Через несколько минут Майя продолжила:
– В отличие от этого… ни рыбы ни мяса…
– Это кто такой – ни рыба ни мясо?
– Шуман, разумеется, – ответила Майя, с удивлением поглядев на меня. Новое проявление аутизма, я уж привык, но каждый раз вздрагиваю.
– Что ты так о Шумане?
– Да ну его. Романтические сопли. В ту эпоху так полагалось. Он все вытаскивал из головы, не из сердца. В конце концов в голове ничего не осталось. Совсем с ума сошел. Неудивительно, что жене он надоел и она влюбилась в Брамса. Брамс – другой класс, другая музыка, и жил он полной грудью. Не то что Роберт. Хотя, уточняю, я не то чтобы совсем дико-дико против Роберта, талант я за ним признаю, не то что за всякими фанфаронами.
– А кто фанфароны?
– Фанфароны, самохвалы, вроде Листа или этого, как его, сумбурника, Рахманинова. Средние сочинители. Все у них для эффекта, для денег, типа концерт для простаков в до мажоре. Их нет среди моих пыльных пластинок. Я их всех повыбрасывала, пустобрехов.

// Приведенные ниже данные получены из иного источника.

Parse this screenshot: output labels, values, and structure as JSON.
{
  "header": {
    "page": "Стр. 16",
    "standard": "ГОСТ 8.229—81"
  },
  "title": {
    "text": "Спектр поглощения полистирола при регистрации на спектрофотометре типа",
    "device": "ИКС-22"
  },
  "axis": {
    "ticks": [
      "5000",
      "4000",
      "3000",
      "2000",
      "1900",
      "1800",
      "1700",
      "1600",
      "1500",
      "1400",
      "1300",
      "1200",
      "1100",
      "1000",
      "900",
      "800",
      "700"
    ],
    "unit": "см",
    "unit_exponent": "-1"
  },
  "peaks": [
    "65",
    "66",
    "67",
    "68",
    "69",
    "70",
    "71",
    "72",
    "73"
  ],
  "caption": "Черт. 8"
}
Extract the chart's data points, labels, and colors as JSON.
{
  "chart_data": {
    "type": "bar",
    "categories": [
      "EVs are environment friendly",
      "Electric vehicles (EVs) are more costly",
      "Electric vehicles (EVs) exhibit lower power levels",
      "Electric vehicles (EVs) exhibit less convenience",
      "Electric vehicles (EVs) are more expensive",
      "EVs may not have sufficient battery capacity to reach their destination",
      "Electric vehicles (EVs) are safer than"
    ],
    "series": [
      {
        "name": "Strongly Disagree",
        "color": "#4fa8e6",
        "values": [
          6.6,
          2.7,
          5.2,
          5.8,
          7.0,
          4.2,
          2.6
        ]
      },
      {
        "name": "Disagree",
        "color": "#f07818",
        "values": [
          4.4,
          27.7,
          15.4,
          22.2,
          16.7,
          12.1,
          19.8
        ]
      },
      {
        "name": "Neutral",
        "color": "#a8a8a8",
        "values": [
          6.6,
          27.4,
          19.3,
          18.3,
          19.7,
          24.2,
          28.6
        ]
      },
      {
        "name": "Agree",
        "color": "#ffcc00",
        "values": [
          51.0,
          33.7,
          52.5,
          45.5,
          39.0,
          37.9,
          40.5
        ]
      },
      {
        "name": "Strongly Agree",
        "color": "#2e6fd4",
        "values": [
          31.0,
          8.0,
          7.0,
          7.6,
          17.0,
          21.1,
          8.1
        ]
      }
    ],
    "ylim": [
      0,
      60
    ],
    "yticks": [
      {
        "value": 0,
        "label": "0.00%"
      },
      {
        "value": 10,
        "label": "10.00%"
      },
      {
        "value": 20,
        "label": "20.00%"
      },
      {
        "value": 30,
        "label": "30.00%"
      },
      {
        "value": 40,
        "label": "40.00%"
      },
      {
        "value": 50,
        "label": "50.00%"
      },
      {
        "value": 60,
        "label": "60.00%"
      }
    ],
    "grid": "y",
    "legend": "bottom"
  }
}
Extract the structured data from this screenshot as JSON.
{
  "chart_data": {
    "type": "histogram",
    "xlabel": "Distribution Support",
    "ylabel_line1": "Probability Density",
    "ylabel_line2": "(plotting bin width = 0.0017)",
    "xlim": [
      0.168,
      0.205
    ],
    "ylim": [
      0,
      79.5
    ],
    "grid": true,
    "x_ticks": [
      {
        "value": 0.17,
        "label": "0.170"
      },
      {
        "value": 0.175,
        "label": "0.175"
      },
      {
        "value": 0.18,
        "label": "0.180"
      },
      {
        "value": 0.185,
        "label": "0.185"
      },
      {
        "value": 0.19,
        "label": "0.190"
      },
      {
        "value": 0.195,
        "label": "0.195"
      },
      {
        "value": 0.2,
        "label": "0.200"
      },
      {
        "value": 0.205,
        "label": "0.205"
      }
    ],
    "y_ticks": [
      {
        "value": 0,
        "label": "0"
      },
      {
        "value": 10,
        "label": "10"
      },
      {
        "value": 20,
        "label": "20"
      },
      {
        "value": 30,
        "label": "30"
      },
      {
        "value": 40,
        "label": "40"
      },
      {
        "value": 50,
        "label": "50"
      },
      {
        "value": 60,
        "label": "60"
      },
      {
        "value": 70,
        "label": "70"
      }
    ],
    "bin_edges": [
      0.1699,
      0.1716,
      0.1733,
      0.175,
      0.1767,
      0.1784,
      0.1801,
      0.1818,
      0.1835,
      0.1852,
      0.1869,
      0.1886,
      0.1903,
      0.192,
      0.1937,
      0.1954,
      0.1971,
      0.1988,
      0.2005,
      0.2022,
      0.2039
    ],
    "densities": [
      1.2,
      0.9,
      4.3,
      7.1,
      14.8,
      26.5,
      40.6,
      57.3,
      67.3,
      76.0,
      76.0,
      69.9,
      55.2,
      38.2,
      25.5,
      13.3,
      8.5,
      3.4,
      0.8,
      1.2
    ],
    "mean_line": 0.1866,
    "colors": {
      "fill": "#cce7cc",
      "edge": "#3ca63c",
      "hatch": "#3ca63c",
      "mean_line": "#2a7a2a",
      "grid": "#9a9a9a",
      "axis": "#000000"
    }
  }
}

– А получше Листа? Кто заслуживает у тебя похвалы?
– Ну, Сати, кто еще.
– Но Сати, я думаю, не доводит тебя до слез.
– Да не нужны Сати мои слезы. И вообще у меня слезы только для второй части Седьмой симфонии.
Подумав, Майя тряхнула головой и добавила:
– И для некоторых вещей Шопена. Но, естественно, не для концертов.
– Почему «естественно»?
– Потому что как только Шопен вставал от рояля и переходил к оркестру, у него кончался завод. Струнным, духовым, ударным – всем он подсовывал фортепьянные партии. Ой, а ты помнишь фильм Корнела Уайлда, как Шопен брызгает капельками крови на клавиатуру? Что же, если он оркестром дирижировал, он брызгал своими капельками крови на первую скрипку?
Майя не переставала удивлять меня всякий раз. Она, кажется, была в состоянии объяснить даже музыку! Даже мне! Вот что значит новаторские методы!
Это был последний из счастливых вечеров.
Вчера я проспал все на свете и явился в контору в разгар редакционного утра.
Войдя, я обнаружил, что какие-то в мундирах копаются в столе Браггадоччо, а еще один, в костюме (но вполне мундирной внешности), похоже, разворачивает за столом допрос по полной форме.
Симеи стоял на пороге кабинета с землистым лицом. Камбрия подошел и прошелестел мне тихо на ухо:
– Убили Браггадоччо.
– Как? Браггадоччо? Когда?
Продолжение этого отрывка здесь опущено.